According to DHHS, the federal decision was the result of two surveys conducted by the federal government, the first of which was in March 2013. CMS determined that Riverview was not in compliance in several areas relative to staffing, overcrowding and the separation of operations between forensic and non-forensic patients. In August, CMS accepted Riverview’s correction plan, which included removing 20 beds and creating a separate place for patients who are aggressive and pose safety risks to staff and other patients.
“We have taken significant steps to address these most critical issues around patient safety, staff safety, quality and well-documented treatment plans,” said Mary Louise McEwen, Riverview’s superintendent, in a written statement. “The remaining issues do not rise to a level of severity that warrants termination. Most are easily addressed and in one case, we are being held to a standard that we cannot find in the rules that govern participation in the Medicare program.”

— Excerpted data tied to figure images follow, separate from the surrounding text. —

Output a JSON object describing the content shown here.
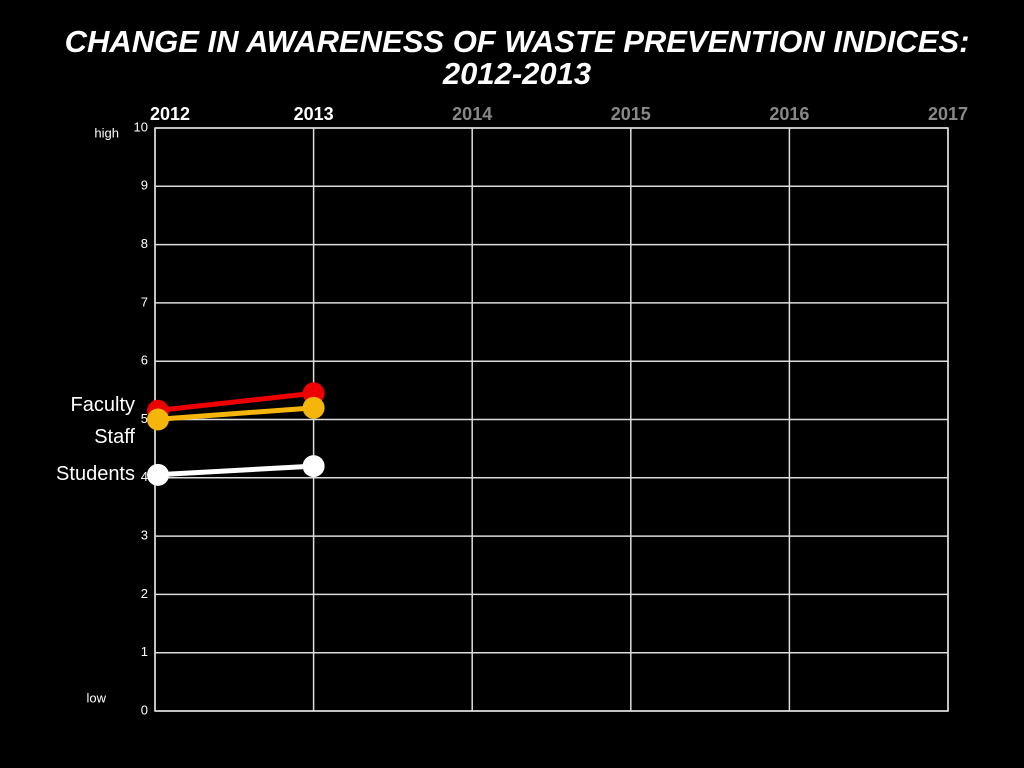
{
  "chart_data": {
    "type": "line",
    "title": "CHANGE IN AWARENESS OF WASTE PREVENTION INDICES: 2012-2013",
    "x": [
      2012,
      2013
    ],
    "series": [
      {
        "name": "Faculty",
        "color": "#ee0000",
        "values": [
          5.15,
          5.45
        ]
      },
      {
        "name": "Staff",
        "color": "#f5b50a",
        "values": [
          5.0,
          5.2
        ]
      },
      {
        "name": "Students",
        "color": "#ffffff",
        "values": [
          4.05,
          4.2
        ]
      }
    ],
    "xlim": [
      2012,
      2017
    ],
    "xticks": [
      2012,
      2013,
      2014,
      2015,
      2016,
      2017
    ],
    "ylim": [
      0,
      10
    ],
    "yticks": [
      0,
      1,
      2,
      3,
      4,
      5,
      6,
      7,
      8,
      9,
      10
    ],
    "annotations": [
      "high",
      "low"
    ],
    "grid": true
  }
}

The outstanding compliance problems at Riverview, as far as the federal government is concerned, involve follow-up measures to the separation of the potentially dangerous patients from the rest of the population. The unresolved concerns involve the development of reporting forms, the movement of equipment between units and the sharing of staff.

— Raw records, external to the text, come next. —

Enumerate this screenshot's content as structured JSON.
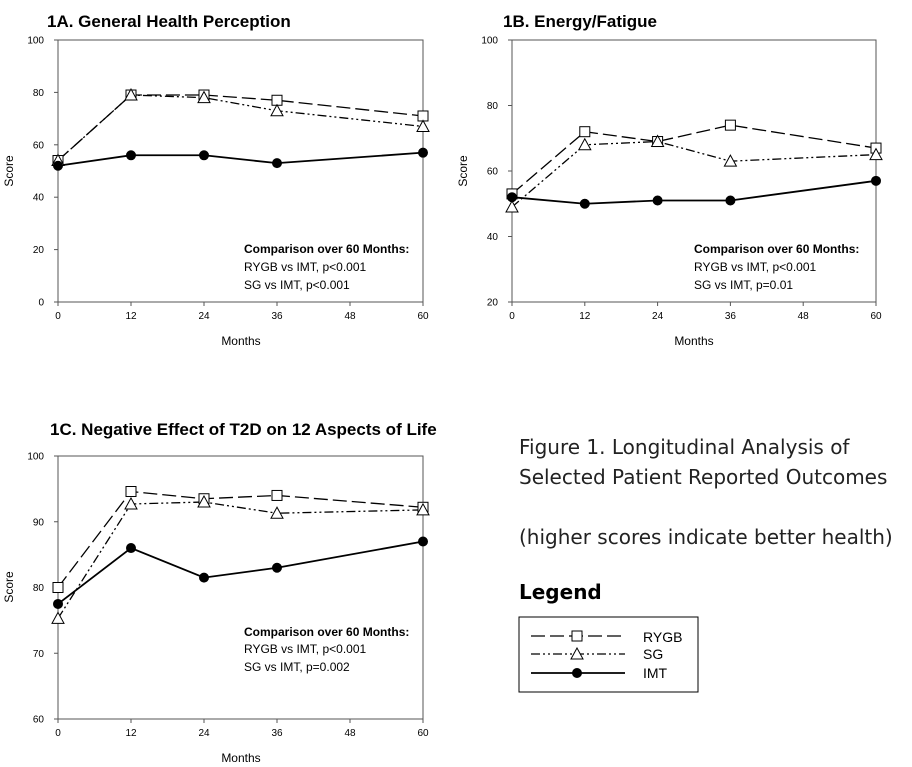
{
  "chart_data": [
    {
      "id": "1A",
      "type": "line",
      "title": "1A. General Health Perception",
      "xlabel": "Months",
      "ylabel": "Score",
      "x": [
        0,
        12,
        24,
        36,
        60
      ],
      "xticks": [
        0,
        12,
        24,
        36,
        48,
        60
      ],
      "xlim": [
        0,
        60
      ],
      "ylim": [
        0,
        100
      ],
      "yticks": [
        0,
        20,
        40,
        60,
        80,
        100
      ],
      "series": [
        {
          "name": "RYGB",
          "values": [
            54,
            79,
            79,
            77,
            71
          ]
        },
        {
          "name": "SG",
          "values": [
            54,
            79,
            78,
            73,
            67
          ]
        },
        {
          "name": "IMT",
          "values": [
            52,
            56,
            56,
            53,
            57
          ]
        }
      ],
      "annotation": {
        "heading": "Comparison over 60 Months:",
        "lines": [
          "RYGB vs IMT, p<0.001",
          "SG vs IMT, p<0.001"
        ]
      }
    },
    {
      "id": "1B",
      "type": "line",
      "title": "1B. Energy/Fatigue",
      "xlabel": "Months",
      "ylabel": "Score",
      "x": [
        0,
        12,
        24,
        36,
        60
      ],
      "xticks": [
        0,
        12,
        24,
        36,
        48,
        60
      ],
      "xlim": [
        0,
        60
      ],
      "ylim": [
        20,
        100
      ],
      "yticks": [
        20,
        40,
        60,
        80,
        100
      ],
      "series": [
        {
          "name": "RYGB",
          "values": [
            53,
            72,
            69,
            74,
            67
          ]
        },
        {
          "name": "SG",
          "values": [
            49,
            68,
            69,
            63,
            65
          ]
        },
        {
          "name": "IMT",
          "values": [
            52,
            50,
            51,
            51,
            57
          ]
        }
      ],
      "annotation": {
        "heading": "Comparison over 60 Months:",
        "lines": [
          "RYGB vs IMT, p<0.001",
          "SG vs IMT, p=0.01"
        ]
      }
    },
    {
      "id": "1C",
      "type": "line",
      "title": "1C. Negative Effect of T2D on 12 Aspects of Life",
      "xlabel": "Months",
      "ylabel": "Score",
      "x": [
        0,
        12,
        24,
        36,
        60
      ],
      "xticks": [
        0,
        12,
        24,
        36,
        48,
        60
      ],
      "xlim": [
        0,
        60
      ],
      "ylim": [
        60,
        100
      ],
      "yticks": [
        60,
        70,
        80,
        90,
        100
      ],
      "series": [
        {
          "name": "RYGB",
          "values": [
            80,
            94.6,
            93.5,
            94,
            92.2
          ]
        },
        {
          "name": "SG",
          "values": [
            75.3,
            92.7,
            93,
            91.3,
            91.8
          ]
        },
        {
          "name": "IMT",
          "values": [
            77.5,
            86,
            81.5,
            83,
            87
          ]
        }
      ],
      "annotation": {
        "heading": "Comparison over 60 Months:",
        "lines": [
          "RYGB vs IMT, p<0.001",
          "SG vs IMT, p=0.002"
        ]
      }
    }
  ],
  "caption": {
    "line1": "Figure 1.  Longitudinal Analysis of",
    "line2": "Selected Patient Reported Outcomes",
    "note": "(higher scores indicate better health)"
  },
  "legend": {
    "title": "Legend",
    "entries": [
      {
        "name": "RYGB",
        "style": "long-dash",
        "marker": "open-square"
      },
      {
        "name": "SG",
        "style": "dash-dot-dot",
        "marker": "open-triangle"
      },
      {
        "name": "IMT",
        "style": "solid",
        "marker": "filled-circle"
      }
    ]
  }
}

“We cannot find in any of the federal rules a requirement that staffing in these units be separate,” said McEwen. “The staffing ratios in the hospital clearly meet federal requirements and can provide for appropriate care for our clients.”
Mayhew said that concurrently with reviewing its legal options, DHHS is looking for ways to keep the hospital operating without the federal funding, which comprises about half of Riverview’s budget. Rep. Michael Carey. D-Lewiston, suggested during a meeting of the Legislature’s Appropriations Committee on Wednesday that DHHS has a funding surplus of some $9 million created by vacant positions and other factors that could be used to help solve the staffing shortages at Riverview.
Mayhew said that money may be part of the solution but not all of it.
“We certainly will look at what options we have within those resources,” she said. “We simply cannot make up a potential annual loss of nearly $20 million in federal funding should this decision stand.”
In the short-term, Mayhew said Riverview has closed new admissions of civil patients — meaning patients that are not at Riverview as the result of decisions by the Department of Corrections or the judicial branch.
Riverview Psychiatric Center opened in the early 2000s to coincide with the closure of the Augusta Mental Health Institute in 2004. Part of that transition was required by a court-ordered consent decree that governs how the state handles psychiatric patients. Mayhew said one of her department’s top priorities is to ensure that the state remains in compliance with the consent decree.
“The hospital absolutely continues to be focused on the terms of the consent decree and has worked over many years to meet the terms of the consent decree to advance on the quality of services being provided at the hospital,” said Mayhew. “That focus remains.”